The buffer overflow exploit was made possible by the fact that programs commonly write data into a buffer without checking if data fits into this buffer. To better understand this concept, the visual image of writing on a series of crumpled pieces of paper may help. Imagine an individual writing a long sentence off a book onto one of dozens of pieces of crumpled paper surrounding this book. If the writer’s memory wanders, he or she may fail to notice that the sentence has gone from the end of one piece of paper to the next.

Ultimately, the individual will catch itself. But computer programs operate with a different “mindset” and are completely oblivious to such an error. After a buffer overflow, potentially any information in a special region of memory called a stack can be overwritten with information provided by the exploit. Stacks can be shifted and altered by the exploiter.

In the program attacked by Red Team 7, one of the stacks contained a pointer for a future program operation. The team was able to overwrite this pointer, allowing for the execution of anything in the programs memory.

The following three piece of information were required to craft the exploit:  Where and when a program expects input  The size of the buffer to be overflowed  The address of the buffer in memory

Finding the information was the challenge. After knowing the information, execution was simple.

Red Team 7 determined where and when the program expects input by observing the program’s behavior. For example:  As in this case, a program might accept input through “command line arguments” when it starts up  It might prompt the user for input (like Pine, when the user composes email)  It might accept bytes off the network (like a web server, when it accepts a request to serve a page)  It might read a file on disk (like Acrobat Reader, when it loads a PDF file)

Any of these are possible attack opportunities if the application copies input onto a buffer without ensuring that it fits. Attackers, such as Red Team 7, choose to attack all available input points until something gives.

The size of the buffer to be overflowed and its address in memory can be determined by examining the source code, automated brute-force trial and error and manual, controlled inspection of the program execution.

Red Team 7 attempted all three of these methods.

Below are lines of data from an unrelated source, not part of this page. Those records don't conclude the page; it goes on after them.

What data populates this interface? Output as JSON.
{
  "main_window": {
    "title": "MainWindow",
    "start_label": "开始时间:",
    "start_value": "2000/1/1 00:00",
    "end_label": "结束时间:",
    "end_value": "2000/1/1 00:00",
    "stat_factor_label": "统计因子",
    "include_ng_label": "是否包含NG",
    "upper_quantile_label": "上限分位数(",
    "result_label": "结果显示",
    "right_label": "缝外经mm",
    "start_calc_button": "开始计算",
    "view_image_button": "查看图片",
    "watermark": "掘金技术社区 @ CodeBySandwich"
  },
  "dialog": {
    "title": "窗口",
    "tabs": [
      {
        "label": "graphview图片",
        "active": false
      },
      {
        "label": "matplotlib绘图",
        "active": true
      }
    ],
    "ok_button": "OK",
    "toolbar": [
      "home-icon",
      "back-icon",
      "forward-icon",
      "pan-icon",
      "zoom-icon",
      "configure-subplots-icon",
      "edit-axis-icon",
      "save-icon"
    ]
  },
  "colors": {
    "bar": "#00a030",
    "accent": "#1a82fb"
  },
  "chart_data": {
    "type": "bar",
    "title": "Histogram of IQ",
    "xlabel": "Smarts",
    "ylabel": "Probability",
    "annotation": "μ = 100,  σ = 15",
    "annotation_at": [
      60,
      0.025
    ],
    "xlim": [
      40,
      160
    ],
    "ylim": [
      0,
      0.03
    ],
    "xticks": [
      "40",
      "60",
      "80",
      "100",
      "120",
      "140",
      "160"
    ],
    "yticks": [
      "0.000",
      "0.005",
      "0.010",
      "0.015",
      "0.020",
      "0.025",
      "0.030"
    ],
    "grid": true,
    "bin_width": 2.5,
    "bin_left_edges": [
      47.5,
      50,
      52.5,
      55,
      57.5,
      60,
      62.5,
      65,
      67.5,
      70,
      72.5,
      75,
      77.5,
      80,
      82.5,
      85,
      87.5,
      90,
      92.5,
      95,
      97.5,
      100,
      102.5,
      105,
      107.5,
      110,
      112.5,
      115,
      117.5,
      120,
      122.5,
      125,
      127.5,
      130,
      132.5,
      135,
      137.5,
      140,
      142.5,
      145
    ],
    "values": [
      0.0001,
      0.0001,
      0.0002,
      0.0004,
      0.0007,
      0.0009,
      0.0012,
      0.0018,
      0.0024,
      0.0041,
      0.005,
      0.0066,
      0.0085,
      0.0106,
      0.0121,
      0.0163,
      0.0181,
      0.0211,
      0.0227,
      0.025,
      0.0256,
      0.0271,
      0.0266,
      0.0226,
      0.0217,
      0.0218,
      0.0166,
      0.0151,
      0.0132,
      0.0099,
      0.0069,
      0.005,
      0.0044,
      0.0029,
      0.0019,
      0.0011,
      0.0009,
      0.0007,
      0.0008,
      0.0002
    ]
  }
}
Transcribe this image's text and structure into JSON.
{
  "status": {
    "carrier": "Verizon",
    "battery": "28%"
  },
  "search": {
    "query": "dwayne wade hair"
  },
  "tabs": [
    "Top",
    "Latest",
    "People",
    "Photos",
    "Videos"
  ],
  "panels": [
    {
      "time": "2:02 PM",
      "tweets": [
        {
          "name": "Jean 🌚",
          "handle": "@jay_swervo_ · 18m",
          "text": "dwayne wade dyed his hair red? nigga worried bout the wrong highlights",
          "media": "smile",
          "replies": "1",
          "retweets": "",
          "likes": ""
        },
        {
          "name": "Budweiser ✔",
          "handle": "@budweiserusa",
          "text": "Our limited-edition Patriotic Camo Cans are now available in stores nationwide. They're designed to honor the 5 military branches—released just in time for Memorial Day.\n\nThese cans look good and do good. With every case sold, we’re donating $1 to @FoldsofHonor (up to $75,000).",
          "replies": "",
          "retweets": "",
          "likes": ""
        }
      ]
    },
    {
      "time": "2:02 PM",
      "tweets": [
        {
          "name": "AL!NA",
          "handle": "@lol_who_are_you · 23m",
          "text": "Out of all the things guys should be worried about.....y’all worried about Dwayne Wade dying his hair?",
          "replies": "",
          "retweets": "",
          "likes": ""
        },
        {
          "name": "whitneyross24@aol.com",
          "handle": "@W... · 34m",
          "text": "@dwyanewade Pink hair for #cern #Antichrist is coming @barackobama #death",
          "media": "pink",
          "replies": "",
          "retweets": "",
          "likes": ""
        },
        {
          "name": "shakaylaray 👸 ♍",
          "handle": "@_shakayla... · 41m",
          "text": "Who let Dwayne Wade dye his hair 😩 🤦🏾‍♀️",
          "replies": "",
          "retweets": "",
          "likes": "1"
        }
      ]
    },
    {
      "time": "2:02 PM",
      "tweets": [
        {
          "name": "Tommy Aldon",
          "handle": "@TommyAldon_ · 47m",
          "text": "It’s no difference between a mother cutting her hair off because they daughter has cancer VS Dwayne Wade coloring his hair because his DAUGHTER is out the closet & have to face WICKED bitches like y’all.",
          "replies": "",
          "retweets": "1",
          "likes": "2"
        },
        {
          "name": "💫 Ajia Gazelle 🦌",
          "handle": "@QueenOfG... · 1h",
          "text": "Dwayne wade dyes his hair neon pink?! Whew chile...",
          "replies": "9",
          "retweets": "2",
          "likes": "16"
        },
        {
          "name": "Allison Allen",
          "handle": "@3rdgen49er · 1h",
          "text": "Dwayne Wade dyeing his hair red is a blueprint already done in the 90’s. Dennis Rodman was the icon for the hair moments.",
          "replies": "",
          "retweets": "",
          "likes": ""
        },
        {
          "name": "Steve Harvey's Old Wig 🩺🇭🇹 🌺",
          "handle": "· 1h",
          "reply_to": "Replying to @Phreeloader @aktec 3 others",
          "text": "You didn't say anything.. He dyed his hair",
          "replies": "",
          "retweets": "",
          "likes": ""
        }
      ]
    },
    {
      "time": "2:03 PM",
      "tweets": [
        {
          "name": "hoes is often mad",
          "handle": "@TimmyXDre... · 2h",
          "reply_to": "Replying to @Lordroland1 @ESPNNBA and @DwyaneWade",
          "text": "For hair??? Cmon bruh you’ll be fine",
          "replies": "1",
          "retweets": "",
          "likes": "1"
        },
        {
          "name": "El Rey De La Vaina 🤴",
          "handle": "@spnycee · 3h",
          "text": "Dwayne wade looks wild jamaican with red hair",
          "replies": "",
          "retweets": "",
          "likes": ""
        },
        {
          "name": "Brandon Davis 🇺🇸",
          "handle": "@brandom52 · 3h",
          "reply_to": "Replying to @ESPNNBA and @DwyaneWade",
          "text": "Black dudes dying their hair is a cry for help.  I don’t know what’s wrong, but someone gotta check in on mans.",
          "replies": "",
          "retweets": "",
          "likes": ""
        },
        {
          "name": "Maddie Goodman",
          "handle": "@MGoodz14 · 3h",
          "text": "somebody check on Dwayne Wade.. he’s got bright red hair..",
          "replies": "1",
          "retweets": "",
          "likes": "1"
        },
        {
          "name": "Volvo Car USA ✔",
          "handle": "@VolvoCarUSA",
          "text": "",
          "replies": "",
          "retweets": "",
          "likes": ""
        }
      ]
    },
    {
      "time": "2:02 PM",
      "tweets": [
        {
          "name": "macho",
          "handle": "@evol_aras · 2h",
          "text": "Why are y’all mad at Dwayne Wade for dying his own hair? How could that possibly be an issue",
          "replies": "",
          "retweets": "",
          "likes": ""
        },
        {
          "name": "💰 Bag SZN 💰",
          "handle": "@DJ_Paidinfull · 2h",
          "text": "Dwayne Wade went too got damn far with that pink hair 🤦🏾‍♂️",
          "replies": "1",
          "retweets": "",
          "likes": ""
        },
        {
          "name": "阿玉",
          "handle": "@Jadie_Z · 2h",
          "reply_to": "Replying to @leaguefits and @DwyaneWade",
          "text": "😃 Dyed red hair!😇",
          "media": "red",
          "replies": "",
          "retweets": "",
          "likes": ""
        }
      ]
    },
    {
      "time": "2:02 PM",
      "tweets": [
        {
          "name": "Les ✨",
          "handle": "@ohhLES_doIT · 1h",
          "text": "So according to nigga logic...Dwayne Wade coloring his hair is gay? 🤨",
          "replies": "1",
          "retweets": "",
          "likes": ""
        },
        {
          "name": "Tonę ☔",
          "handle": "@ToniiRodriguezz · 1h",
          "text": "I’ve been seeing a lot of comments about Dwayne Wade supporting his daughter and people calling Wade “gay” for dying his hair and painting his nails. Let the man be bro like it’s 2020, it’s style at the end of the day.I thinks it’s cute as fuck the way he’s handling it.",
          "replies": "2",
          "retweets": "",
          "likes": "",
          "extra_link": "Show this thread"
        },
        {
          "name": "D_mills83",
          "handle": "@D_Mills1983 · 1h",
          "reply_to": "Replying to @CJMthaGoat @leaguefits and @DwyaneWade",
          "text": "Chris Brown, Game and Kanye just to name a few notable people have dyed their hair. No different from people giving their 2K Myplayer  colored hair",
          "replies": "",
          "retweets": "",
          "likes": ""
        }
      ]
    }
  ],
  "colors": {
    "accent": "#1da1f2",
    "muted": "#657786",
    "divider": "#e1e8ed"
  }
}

Examining the code and trial and error worked in and of themselves. The third did not suffice by itself.

The exploit gave the team root access, allowing arbitrary privileges on the target machine.

Methodology

Estimated Difficulty

Red Team 7 successfully performed two independent attacks on target1.c; i.e. an open-source attack and a brute-force attack. These included about 1-2 hours of effort common to both attacks, and 1-2 hours specific to each attack. Either or both of these attacks could be devised by a moderately skillful programmer in about 3-6 hours.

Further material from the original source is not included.